At one point during the Timberwolves’ 25-minute media day news conference Monday, General Manager Scott Layden picked up his phone and showed it to those in attendance.
Layden said it has been buzzing frequently since other NBA teams learned of Jimmy Butler’s desire to leave Minnesota.
“When you have a player like Jimmy who is clearly a top-10 player and All-NBA player, the phone is ringing,” Layden said. “That’s why I brought it up here.”
Layden, Thibodeau and the rest of the Wolves carried on with the official media day business while Butler, who was in town to take a physical, did not speak. Media day was a chance for the Wolves to try to put a positive spin on Butler’s trade request and losing someone they referred to multiple times as a “top 10” player.
That was directed at the rest of the league as a bargaining ploy for the kind of offers the Wolves are hoping to make for Butler. Along those lines, Tom Thibodeau, the coach and president of basketball operations, said the Wolves are open for business, but they aren’t going to sell Butler until the offer is right.
“We’re not going to make a bad deal,” Thibodeau said. “If it’s a good deal, we’re interested. [Owner] Glen [Taylor], Scott, myself I think we’ve made that clear to everyone. I think Jimmy understands and the team understands. But you have to take the team first.”
Thibodeau also said the Wolves won’t necessarily cater their deals to preferred destinations of Butler, which include the Nets, Knicks and Clippers.
“I made it clear to Jimmy that we have to do what’s best for us,” Thibodeau said. “If there’s a deal and it’s not good for us, we’re not interested. If it’s good for us, then we’re interested. It may not be a team that you feel you wanted to go to.”
Thibodeau said Butler still needs a week to rehabilitate his shooting hand after offseason surgery he had in July. That week is a convenient amount of time for the Wolves to make a deal. Trade markets can take time to materialize, but the Wolves are betting they can find a suitable offer for Butler soon.
While the drama unfolds, Butler’s teammates will prepare for the season.
Some said Butler’s inevitable departure wasn’t a problem, but Taj Gibson, who said he was “in shock” when his good friend Butler made the request — told it as he saw it, that it was a distraction.
“You look at the strides we took last year just to get to the playoffs and so many up and downs and you get hit with a right hook right before training camp …” Gibson said. “It’s weird. It’s hard to explain but it’s a weird feeling right before training camp.”
The franchise’s two young cornerstones, Karl-Anthony Towns and Andrew Wiggins, downplayed their reported tension with Butler.
Towns said his signing of a five-year, $190 million extension on Sunday “never had anything to do with Jimmy” and the delay of signing it until now was a result of ongoing talks with the Wolves and Taylor, who also owns the Star Tribune.
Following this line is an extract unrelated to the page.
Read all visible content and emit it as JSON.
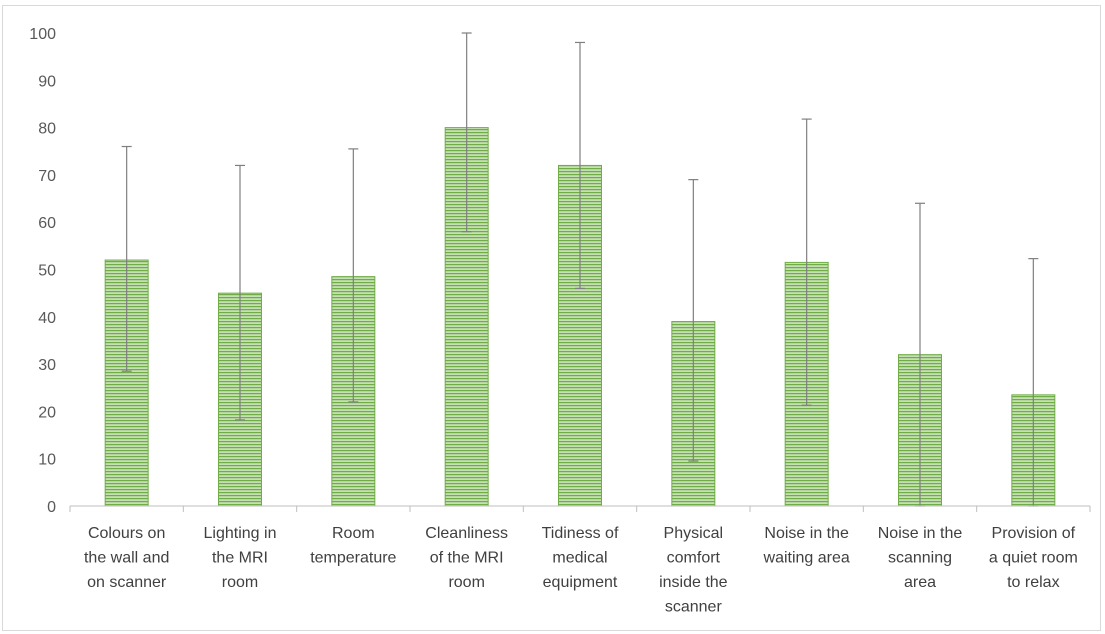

“There’s nothing but respect from both sides and admiration and love for each other,” Towns said of negotiations. “We have to find common ground, and we finally found common ground at a very awkward time.”
Wiggins said Butler was a “positive” addition to the team last season in helping the Wolves make the playoffs for the first time since 2004 and said he didn’t have any issues with Butler.
“Not everyone is going to like each other but you have to respect that person,” Wiggins said. “Respect their grind. Respect how they play, but me? I never had no problems with anyone in the locker room and even now I’m all positive.”
Added Towns: “Jimmy’s an amazing player, and it’s on all of us to pick up the pieces.”
That’s a fitting image after the week Butler has put the Wolves through.
Layden’s phone will keep buzzing as he fields offers from several interested teams.
Thibodeau added that last week was the first time Butler made a trade demand, contradicting what a source confirmed to the Star Tribune that Butler had made his desire known earlier in the summer.
Layden said reports that the Wolves were shutting down previous trade calls didn’t have to do with unwillingness to deal Butler but rather the kind of offers teams were making.
“Every team can’t participate in these sorts of deals because there’s not enough of what we perceive of as assets that we could get back,” Layden said. “Sometimes there’s frustration in the dialogue with teams.”
Part of the dialogue will be Taylor, who has overseen major trades involving franchise players in the past. If a week goes by and Butler is still a member of the Timberwolves, Thibodeau expects him to practice. But until then the Wolves will be trying to make a deal.
“If something is good for us, then we’re interested in doing it,” Thibodeau said. “If not, we’re ready to move forward the other way.”